In follicular lymphoma the most common side effects of EPKINLY include injection site reactions, CRS, COVID-19, tiredness, upper respiratory tract infections, muscle and bone pain, rash, diarrhea, fever, cough, and headache. The most common severe abnormal laboratory test results include decreased white blood cells and decreased red blood cells.

These are not all of the possible side effects of EPKINLY. Call your doctor for medical advice about side effects. You are encouraged to report side effects to the FDA at (800) FDA-1088 or www.fda.gov/medwatch or to Genmab US, Inc. at 1-855-4GENMAB (1-855-443-6622).

Please see Full Prescribing Information and Medication Guide, including Important Warnings.

Globally, prescribing information varies; refer to the individual country product label for complete information.

About Genmab

Genmab, an international biotechnology firm, is driven by its core mission: to improve the lives of patients by developing novel and differentiated antibody therapeutics. For the past 25 years, its innovative and collaborative team has pioneered next-generation antibody technology platforms, leveraging translational, quantitative, and data sciences. This has resulted in a proprietary pipeline featuring bispecific T-cell engagers, antibody-drug conjugates, next-generation immune checkpoint modulators, and effector function-enhanced antibodies. By 2030, Genmab envisions transforming the lives of individuals battling cancer and other severe diseases with its groundbreaking antibody medicines.

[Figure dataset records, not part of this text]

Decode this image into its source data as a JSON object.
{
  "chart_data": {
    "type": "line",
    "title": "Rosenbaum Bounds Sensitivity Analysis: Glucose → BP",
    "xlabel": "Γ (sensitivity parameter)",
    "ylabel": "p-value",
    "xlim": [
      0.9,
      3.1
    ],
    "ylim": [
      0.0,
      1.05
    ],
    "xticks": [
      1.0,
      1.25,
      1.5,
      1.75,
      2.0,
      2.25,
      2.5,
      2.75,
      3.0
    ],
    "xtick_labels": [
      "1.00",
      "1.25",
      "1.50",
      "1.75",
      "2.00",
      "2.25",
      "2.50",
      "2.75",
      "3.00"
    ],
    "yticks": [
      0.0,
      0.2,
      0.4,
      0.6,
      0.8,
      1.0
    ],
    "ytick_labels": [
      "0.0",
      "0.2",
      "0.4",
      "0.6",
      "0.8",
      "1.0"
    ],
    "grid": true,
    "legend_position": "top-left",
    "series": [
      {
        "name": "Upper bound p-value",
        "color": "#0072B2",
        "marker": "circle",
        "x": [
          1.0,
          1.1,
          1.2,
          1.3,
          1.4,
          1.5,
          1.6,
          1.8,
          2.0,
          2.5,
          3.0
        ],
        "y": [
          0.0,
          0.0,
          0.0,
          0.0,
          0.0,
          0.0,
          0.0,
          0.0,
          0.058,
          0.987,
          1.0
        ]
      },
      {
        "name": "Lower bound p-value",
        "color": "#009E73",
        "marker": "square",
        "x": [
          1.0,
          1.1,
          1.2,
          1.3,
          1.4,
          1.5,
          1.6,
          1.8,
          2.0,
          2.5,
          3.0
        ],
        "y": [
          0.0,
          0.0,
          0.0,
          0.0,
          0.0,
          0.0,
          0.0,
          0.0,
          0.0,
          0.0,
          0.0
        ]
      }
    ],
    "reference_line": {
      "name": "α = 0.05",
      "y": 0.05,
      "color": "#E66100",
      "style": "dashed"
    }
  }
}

Established in 1999, Genmab is headquartered in Copenhagen, Denmark, with a global presence spanning North America, Europe, and Asia Pacific. Further information can be found at Genmab.com, and you can follow the company on LinkedIn and X.

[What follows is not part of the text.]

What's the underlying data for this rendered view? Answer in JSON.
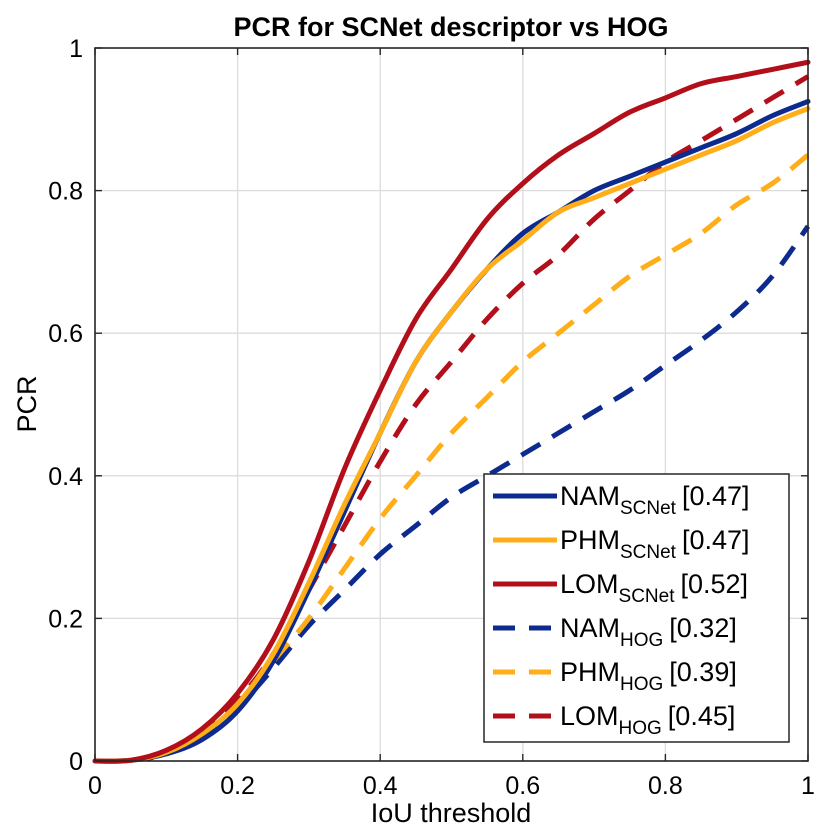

This Media Release contains forward looking statements. The words “believe,” “expect,” “anticipate,” “intend” and “plan” and similar expressions identify forward looking statements. Actual results or performance may differ materially from any future results or performance expressed or implied by such statements. The important factors that could cause our actual results or performance to differ materially include, among others, risks associated with preclinical and clinical development of products, uncertainties related to the outcome and conduct of clinical trials including unforeseen safety issues, uncertainties related to product manufacturing, the lack of market acceptance of our products, our inability to manage growth, the competitive environment in relation to our business area and markets, our inability to attract and retain suitably qualified personnel, the unenforceability or lack of protection of our patents and proprietary rights, our relationships with affiliated entities, changes and developments in technology which may render our products or technologies obsolete, and other factors. For a further discussion of these risks, please refer to the risk management sections in Genmab’s most recent financial reports, which are available on www.genmab.com and the risk factors included in Genmab’s most recent Annual Report on Form 20-F and other filings with the U.S. Securities and Exchange Commission (SEC), which are available at www.sec.gov. Genmab does not undertake any obligation to update or revise forward looking statements in this Media Release nor to confirm such statements to reflect subsequent events or circumstances after the date made or in relation to actual results, unless required by law.

Genmab A/S and/or its subsidiaries own the following trademarks: Genmab^®; the Y-shaped Genmab logo^®; Genmab in combination with the Y-shaped Genmab logo^®; HuMax^®; DuoBody^®; HexaBody^®; DuoHexaBody^®, HexElect^® and KYSO™. EPCORE^®, EPKINLY^®, TEPKINLY^® and their designs are trademarks of AbbVie Biotechnology Ltd.

ⁱ Engelberts PJ, et al. DuoBody-CD3xCD20 Induces Potent T-Cell-Mediated Killing of Malignant B Cells in Preclinical Models and Provides Opportunities for Subcutaneous Dosing. EBioMedicine. 2020;52:102625. doi: 10.1016/j.ebiom.2019.102625.